Муж поднял голову. Женщина вытянутым пальцем указывала на большой стеклянный шкаф, стоявший в углу комнаты и сверху донизу наполненный большими книгами в серых запыленных переплетах.
— Там? — спросил Герш колеблющимся тоном.
— Там! — решительно повторила женщина. — Разве ты не говорил мне, что это книги Михаила Сениора и что все Эзофовичи сохраняют их здесь в память о нем, но что их никто никогда не читал, потому что таких книг Тодросы не позволяют читать!
Герш провел рукой по лбу; женщина продолжала:
— Михаил Сениор был мудрый человек, и перед глазами его стояло будущее. Он знал, что этих книг никто не будет читать и что только тот, кто захочет их читать, будет тем правнуком, который дождется иных времен и найдет его рукопись!
— Фрейда! Фрейда! — воскликнул Герш, — ты умная женщина!
Под белоснежной повязкой черные глаза женщины скромно опустились к земле.
— Герш! Я пойду посмотреть на детей наших и убаюкаю младшего, ведь он плачет. Раздам работу слугам и велю потушить очаг, потом приду сюда — помогать тебе в твоей работе.
— Приходи! — сказал Герш, а когда женщина уходила в комнату, из которой доносились голоса детей и слуг, он посмотрел ей вслед и вполголоса сказал:
— Умная жена дороже золота и жемчуга. При ней сердце мужа может быть спокойно!

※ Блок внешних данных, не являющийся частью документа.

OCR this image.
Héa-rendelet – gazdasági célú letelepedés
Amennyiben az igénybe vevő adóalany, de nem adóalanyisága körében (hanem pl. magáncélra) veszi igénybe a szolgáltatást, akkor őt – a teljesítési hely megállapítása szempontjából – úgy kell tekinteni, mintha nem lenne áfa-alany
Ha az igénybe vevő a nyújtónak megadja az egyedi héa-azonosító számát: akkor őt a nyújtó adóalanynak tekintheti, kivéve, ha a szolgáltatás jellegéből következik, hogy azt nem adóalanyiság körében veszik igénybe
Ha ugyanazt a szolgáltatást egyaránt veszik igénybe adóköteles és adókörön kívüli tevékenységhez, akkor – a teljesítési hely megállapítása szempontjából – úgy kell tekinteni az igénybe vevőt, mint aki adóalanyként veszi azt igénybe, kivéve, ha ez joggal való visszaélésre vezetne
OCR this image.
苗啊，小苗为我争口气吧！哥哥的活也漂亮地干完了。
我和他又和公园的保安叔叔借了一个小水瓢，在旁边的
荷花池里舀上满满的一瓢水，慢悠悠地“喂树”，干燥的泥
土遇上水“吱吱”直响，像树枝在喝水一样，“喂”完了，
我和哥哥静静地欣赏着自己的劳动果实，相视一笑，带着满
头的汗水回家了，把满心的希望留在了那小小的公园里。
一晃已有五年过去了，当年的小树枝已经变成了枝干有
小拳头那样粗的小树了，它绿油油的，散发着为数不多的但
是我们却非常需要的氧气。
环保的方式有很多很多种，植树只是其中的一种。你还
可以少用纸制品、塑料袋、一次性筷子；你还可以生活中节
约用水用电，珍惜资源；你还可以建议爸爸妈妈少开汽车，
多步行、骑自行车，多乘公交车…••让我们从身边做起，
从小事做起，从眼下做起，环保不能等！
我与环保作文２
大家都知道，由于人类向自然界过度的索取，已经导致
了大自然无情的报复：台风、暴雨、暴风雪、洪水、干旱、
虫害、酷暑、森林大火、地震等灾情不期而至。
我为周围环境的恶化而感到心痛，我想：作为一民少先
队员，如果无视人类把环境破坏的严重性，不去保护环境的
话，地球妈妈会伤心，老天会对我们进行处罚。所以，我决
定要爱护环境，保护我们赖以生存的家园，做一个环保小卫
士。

Через минуту она вернулась, задвинула засов у дверей и тихонько спросила мужа:
— А где ключ?
Герш нашел ключ от прадедовского шкафа, отворил его, и они оба начали снимать с полок большие книги. Потом клали их на землю, наклонялись над ними и, не спеша, с напряженным вниманием перелистывали одну за другой пожелтевшие от времени страницы. Пыль тучами подымалась от груды бумаг, до которых целые столетия не прикасалась ничья рука, садилась на белоснежную повязку Фрейды и серым слоем осыпала золотистые волосы Герша. Но они работали неутомимо и с таким торжественным выражением на лицах, что могло показаться, будто они раскапывают гроб прадеда, чтобы достать из него зарытые вместе с ним великие мысли его.
День уже клонился к вечеру, когда, наконец, из груди Герша вырвался крик, подобный тому, каким люди встречают счастье и победу. Фрейда ничего не сказала, только встала с земли и движением, полным благодарности, высоко над головою вытянула сплетенные руки.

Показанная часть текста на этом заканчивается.